Este repositorio contiene el código fuente para arquitecturas de hardware de aprendizaje automático que requieren casi la mitad de la cantidad de unidades multiplicadoras para lograr el mismo rendimiento, mediante la ejecución de algoritmos internos alternativos que intercambian casi la mitad de las multiplicaciones por adiciones económicas de bajo ancho de bits, sin dejar de producir resultados idénticos. como el producto interior convencional. Esto aumenta el rendimiento teórico y los límites de eficiencia informática de los aceleradores de ML. Consulte la siguiente publicación de revista para obtener todos los detalles:
TE Pogue y N. Nicolici, "Arquitecturas y algoritmos rápidos de producto interno para aceleradores de redes neuronales profundas", en IEEE Transactions on Computers, vol. 73, núm. 2, págs. 495-509, febrero de 2024, doi: 10.1109/TC.2023.3334140.
URL del artículo: https://ieeexplore.ieee.org/document/10323219
Versión de acceso abierto: https://arxiv.org/abs/2311.12224
Resumen: Introducimos un nuevo algoritmo llamado Free-pipeline Fast Inner Product (FFIP) y su arquitectura de hardware que mejora un algoritmo rápido de producto interno (FIP) poco explorado y propuesto por Winograd en 1968. A diferencia de los algoritmos de filtrado mínimo no relacionados de Winograd para capas convolucionales, FIP es aplicable a todas las capas del modelo de aprendizaje automático (ML) que se pueden descomponer principalmente en la multiplicación de matrices, incluidas las capas completamente conectadas, convolucionales, recurrentes y de atención/transformador. Implementamos FIP por primera vez en un acelerador de ML y luego presentamos nuestro algoritmo FFIP y nuestra arquitectura generalizada que mejoran inherentemente la frecuencia de reloj de FIP y, como consecuencia, el rendimiento por un costo de hardware similar. Finalmente, contribuimos con optimizaciones específicas de ML para los algoritmos y arquitecturas FIP y FFIP. Mostramos que FFIP se puede incorporar sin problemas a los aceleradores de ML de matriz sistólica de punto fijo tradicionales para lograr el mismo rendimiento con la mitad del número de unidades de acumulación múltiple (MAC), o puede duplicar el tamaño máximo de matriz sistólica que puede caber en dispositivos con un presupuesto fijo de hardware. Nuestra implementación de FFIP para modelos de aprendizaje automático no dispersos con entradas de punto fijo de 8 a 16 bits logra un mayor rendimiento y eficiencia informática que las mejores soluciones anteriores de su clase en el mismo tipo de plataforma informática.

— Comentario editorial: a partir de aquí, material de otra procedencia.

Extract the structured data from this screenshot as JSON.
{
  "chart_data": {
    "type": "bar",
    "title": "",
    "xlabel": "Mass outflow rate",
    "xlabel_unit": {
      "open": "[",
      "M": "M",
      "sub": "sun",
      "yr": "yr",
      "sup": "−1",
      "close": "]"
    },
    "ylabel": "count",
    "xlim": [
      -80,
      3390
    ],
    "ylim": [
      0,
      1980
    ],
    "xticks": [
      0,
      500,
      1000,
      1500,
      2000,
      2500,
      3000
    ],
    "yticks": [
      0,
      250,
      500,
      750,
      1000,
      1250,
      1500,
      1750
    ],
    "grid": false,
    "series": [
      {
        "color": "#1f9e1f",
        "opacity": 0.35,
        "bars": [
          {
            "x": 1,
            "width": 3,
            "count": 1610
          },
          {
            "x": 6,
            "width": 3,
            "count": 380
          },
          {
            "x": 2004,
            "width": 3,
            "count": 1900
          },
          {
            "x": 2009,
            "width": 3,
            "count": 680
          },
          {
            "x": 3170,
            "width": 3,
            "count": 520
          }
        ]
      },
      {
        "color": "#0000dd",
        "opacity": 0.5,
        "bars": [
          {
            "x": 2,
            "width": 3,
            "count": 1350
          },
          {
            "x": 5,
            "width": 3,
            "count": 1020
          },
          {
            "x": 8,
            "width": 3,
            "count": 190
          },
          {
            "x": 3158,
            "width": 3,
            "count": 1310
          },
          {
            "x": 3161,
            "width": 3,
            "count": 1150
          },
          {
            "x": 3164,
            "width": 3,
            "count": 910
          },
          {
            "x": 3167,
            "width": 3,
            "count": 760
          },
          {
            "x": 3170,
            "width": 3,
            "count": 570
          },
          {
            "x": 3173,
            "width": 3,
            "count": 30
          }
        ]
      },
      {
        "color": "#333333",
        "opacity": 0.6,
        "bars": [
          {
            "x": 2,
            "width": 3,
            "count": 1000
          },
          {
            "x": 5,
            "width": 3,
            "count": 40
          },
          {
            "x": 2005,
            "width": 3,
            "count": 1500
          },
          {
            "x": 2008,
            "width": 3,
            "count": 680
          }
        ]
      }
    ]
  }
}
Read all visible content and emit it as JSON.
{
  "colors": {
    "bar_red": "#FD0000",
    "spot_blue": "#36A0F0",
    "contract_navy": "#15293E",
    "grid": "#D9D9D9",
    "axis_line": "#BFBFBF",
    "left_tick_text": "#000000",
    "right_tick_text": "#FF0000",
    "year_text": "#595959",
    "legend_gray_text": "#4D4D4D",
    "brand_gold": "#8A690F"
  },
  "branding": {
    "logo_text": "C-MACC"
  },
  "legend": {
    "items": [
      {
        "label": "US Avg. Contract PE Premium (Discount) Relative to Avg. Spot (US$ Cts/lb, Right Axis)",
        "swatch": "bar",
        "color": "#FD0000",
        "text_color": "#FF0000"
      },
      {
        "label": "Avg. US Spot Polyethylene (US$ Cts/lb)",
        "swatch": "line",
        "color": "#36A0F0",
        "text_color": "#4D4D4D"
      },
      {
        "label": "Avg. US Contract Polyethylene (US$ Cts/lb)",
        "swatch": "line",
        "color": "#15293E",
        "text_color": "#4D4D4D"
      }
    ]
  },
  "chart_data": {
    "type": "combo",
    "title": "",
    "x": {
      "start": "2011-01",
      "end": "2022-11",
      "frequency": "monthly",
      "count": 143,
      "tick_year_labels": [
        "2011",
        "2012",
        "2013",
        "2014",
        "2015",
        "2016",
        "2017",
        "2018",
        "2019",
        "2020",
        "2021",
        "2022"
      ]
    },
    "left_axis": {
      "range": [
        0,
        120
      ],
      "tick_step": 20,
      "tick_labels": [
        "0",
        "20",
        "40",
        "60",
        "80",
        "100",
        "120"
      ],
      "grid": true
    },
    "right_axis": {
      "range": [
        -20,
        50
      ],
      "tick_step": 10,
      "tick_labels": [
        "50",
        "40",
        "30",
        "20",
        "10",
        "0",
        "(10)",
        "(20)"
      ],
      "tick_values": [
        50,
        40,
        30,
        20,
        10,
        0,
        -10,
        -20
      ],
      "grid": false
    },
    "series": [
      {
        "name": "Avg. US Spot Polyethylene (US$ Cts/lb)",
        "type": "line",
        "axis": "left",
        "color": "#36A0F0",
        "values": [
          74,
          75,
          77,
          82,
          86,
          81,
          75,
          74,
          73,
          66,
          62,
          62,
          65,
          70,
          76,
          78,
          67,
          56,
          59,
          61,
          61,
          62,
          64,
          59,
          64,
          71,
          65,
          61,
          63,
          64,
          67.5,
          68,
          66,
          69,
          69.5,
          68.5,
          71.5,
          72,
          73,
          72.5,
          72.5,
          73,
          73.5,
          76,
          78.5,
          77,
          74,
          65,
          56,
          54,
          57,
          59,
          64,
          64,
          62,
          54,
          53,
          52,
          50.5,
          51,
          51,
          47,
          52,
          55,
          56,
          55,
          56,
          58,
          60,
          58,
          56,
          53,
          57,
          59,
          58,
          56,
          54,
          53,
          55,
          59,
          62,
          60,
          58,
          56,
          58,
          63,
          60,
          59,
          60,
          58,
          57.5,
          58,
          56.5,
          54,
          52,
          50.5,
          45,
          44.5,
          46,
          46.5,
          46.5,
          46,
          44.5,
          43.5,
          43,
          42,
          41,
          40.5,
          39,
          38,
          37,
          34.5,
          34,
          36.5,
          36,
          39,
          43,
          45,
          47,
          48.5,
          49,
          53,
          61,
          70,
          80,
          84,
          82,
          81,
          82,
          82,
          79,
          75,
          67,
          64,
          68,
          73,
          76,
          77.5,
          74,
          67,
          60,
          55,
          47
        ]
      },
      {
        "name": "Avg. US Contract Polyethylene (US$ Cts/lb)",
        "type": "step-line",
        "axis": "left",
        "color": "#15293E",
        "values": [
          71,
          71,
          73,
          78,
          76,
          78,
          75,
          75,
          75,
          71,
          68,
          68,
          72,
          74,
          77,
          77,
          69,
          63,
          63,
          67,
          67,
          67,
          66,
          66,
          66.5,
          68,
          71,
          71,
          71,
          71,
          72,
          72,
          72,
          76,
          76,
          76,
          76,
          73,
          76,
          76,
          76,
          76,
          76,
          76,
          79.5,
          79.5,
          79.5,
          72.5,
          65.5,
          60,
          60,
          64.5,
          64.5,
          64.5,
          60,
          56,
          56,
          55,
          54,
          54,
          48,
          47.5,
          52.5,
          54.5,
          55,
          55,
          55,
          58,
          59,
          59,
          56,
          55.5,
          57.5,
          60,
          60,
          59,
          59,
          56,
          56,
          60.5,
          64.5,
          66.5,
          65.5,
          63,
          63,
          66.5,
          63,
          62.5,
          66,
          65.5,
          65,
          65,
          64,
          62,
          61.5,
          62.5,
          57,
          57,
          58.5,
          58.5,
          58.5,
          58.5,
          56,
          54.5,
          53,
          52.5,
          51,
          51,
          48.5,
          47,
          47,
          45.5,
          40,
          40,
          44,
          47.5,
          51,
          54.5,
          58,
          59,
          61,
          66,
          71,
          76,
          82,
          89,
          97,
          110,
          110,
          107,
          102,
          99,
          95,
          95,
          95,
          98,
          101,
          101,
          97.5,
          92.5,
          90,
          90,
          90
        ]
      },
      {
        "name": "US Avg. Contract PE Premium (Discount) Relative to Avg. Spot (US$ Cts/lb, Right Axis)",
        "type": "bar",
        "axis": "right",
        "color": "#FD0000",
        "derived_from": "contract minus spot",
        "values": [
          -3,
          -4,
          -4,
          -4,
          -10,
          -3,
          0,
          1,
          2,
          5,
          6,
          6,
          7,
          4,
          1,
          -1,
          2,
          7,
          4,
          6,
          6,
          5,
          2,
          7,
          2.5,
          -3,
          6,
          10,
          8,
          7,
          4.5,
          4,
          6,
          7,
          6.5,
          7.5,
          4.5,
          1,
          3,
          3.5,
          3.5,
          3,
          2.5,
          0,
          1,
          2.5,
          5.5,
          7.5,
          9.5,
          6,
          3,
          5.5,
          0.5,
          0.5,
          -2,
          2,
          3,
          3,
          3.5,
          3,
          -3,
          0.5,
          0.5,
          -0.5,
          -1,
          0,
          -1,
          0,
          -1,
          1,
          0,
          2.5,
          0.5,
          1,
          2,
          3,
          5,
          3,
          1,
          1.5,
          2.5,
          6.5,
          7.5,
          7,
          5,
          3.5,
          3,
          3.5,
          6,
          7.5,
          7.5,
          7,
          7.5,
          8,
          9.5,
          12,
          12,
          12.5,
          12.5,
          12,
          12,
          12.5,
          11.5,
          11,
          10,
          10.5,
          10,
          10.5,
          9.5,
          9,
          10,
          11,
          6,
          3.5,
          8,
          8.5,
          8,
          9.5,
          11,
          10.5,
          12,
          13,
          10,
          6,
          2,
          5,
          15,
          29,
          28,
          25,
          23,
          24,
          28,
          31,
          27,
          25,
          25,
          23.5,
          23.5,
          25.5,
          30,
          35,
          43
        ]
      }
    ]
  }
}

El siguiente diagrama muestra una descripción general del sistema acelerador de ML implementado en este código fuente:
Los elementos de procesamiento (PE) de matriz sistólica/MXU FIP y FFIP que se muestran a continuación en (b) y (c) implementan los algoritmos de producto interno FIP y FFIP y cada uno proporciona individualmente la misma potencia computacional efectiva que los dos PE de referencia que se muestran en ( a) combinados que implementan el producto interno de referencia como en los aceleradores ML de matriz sistólica anteriores:
El siguiente es un diagrama de la matriz MXU/sistólica y muestra cómo se conectan los PE:
La organización del código fuente es la siguiente:
Los archivos rtl/top/define.svh y rtl/top/pkg.sv contienen una serie de parámetros configurables como FIP_METHOD en define.svh que define el tipo de matriz sistólica (línea de base, FIP o FFIP), SZI y SZJ que definen la altura/ancho de la matriz sistólica, y LAYERIO_WIDTH/WEIGHT_WIDTH que definen los anchos de bits de entrada.
El directorio rtl/arith incluye mxu.sv y mac_array.sv que contienen el RTL para las arquitecturas de matriz sistólica de línea base, FIP y FFIP (según el valor del parámetro FIP_METHOD).